Review | Gina Kolata makes a gripping story out of a real-life medical dilemma

Mercies in Disguise recounts one family’s struggle with gaining the medical knowledge that might reveal a dreadful inheritance

Mercies in Disguise
by Gina Kolata
St Martin’s Press

Many readers will finish this book in one sitting, such is Gina Kolata’s mastery of plotting and pace. But more important is the story she tells, about a neurodegenerative disease, mimicking Alzheimer’s and Parkinson’s, that killed member after member of one American family. In the background, she ties in research going back decades on a group of people in New Guinea who were dying of something called kuru (“trembling”).

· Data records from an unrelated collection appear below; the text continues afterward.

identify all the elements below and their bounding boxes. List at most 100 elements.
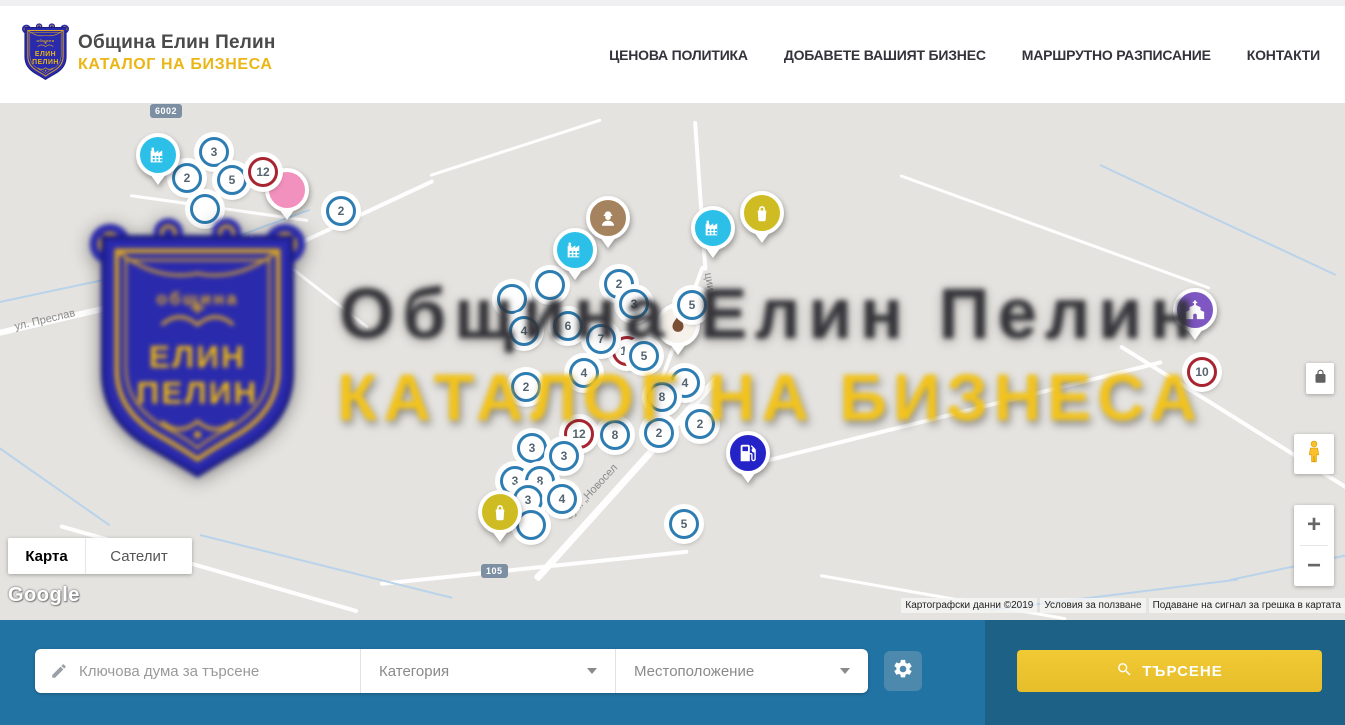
map-attribution: Картографски данни ©2019 Условия за полз… — [901, 598, 1345, 613]
road-line — [430, 118, 602, 176]
fuel-place-marker[interactable] — [726, 431, 770, 485]
watermark-title: Община Елин Пелин — [330, 274, 1210, 355]
shopping-bag-place-marker[interactable] — [740, 191, 784, 245]
marker-tail — [567, 269, 583, 280]
chevron-down-icon — [840, 668, 850, 674]
advanced-settings-button[interactable] — [884, 651, 922, 691]
google-logo[interactable]: Google — [8, 584, 80, 607]
map-canvas[interactable]: ул. Преславбул. „Новоселции6002105 32512… — [0, 104, 1345, 620]
church-place-marker[interactable] — [1173, 288, 1217, 342]
cluster-marker[interactable]: 4 — [547, 484, 577, 514]
zoom-in-button[interactable]: + — [1294, 505, 1334, 545]
zoom-out-button[interactable]: − — [1294, 546, 1334, 586]
category-select-value: Категория — [379, 663, 449, 680]
chevron-down-icon — [587, 668, 597, 674]
cluster-marker[interactable]: 12 — [248, 157, 278, 187]
road-line — [533, 377, 719, 582]
watermark-subtitle: КАТАЛОГ НА БИЗНЕСА — [335, 359, 1205, 435]
cluster-marker[interactable]: 8 — [600, 420, 630, 450]
stream-line — [200, 534, 453, 599]
cluster-marker[interactable]: 3 — [199, 137, 229, 167]
pencil-icon — [50, 662, 68, 680]
road-line — [249, 234, 369, 329]
cluster-marker[interactable]: 3 — [549, 441, 579, 471]
fuel-icon — [726, 431, 770, 475]
location-select-value: Местоположение — [634, 663, 754, 680]
nav-item-pricing[interactable]: ЦЕНОВА ПОЛИТИКА — [609, 47, 748, 63]
keyword-search-input[interactable] — [35, 649, 360, 693]
cluster-marker[interactable]: 4 — [569, 358, 599, 388]
nav-item-route-schedule[interactable]: МАРШРУТНО РАЗПИСАНИЕ — [1022, 47, 1211, 63]
stream-line — [0, 444, 110, 526]
cluster-marker[interactable] — [190, 194, 220, 224]
cluster-marker[interactable]: 5 — [629, 341, 659, 371]
attribution-terms-link[interactable]: Условия за ползване — [1040, 598, 1145, 613]
brand-logo-link[interactable]: община ЕЛИН ПЕЛИН Община Елин Пелин КАТА… — [21, 22, 276, 84]
cluster-marker[interactable]: 2 — [511, 372, 541, 402]
cluster-marker[interactable]: 5 — [669, 509, 699, 539]
factory-icon — [553, 228, 597, 272]
factory-place-marker[interactable] — [553, 228, 597, 282]
marker-tail — [600, 237, 616, 248]
page: община ЕЛИН ПЕЛИН Община Елин Пелин КАТА… — [0, 0, 1345, 725]
attribution-report-error-link[interactable]: Подаване на сигнал за грешка в картата — [1149, 598, 1345, 613]
attribution-copyright: Картографски данни ©2019 — [901, 598, 1037, 613]
road-line — [745, 360, 1163, 468]
marker-tail — [705, 247, 721, 258]
cluster-marker[interactable]: 3 — [619, 289, 649, 319]
street-label: ции — [702, 272, 717, 292]
cluster-marker[interactable]: 5 — [217, 165, 247, 195]
svg-text:ЕЛИН: ЕЛИН — [35, 51, 56, 58]
factory-place-marker[interactable] — [136, 133, 180, 187]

Her story, however, begins with Bill Baxley, who died in 1998 of what doctors said was an anomalous disease, which started with dizziness and progressed to lost coordination. A chance comment by a friend made it apparent Bill’s father had probably succumbed to the same disease. Thus began an endeavour by Baxley’s sons to discover whether they were all destined to die in the same way. Learning they were afflicted by the rare disease, GSS, caused by a gene mutation, did not mean they could stop it killing any more of them, but now they knew they could be tested for it. That’s what a daughter of one of the Baxley brothers decided to do, raising troubling questions about which was the better path to take.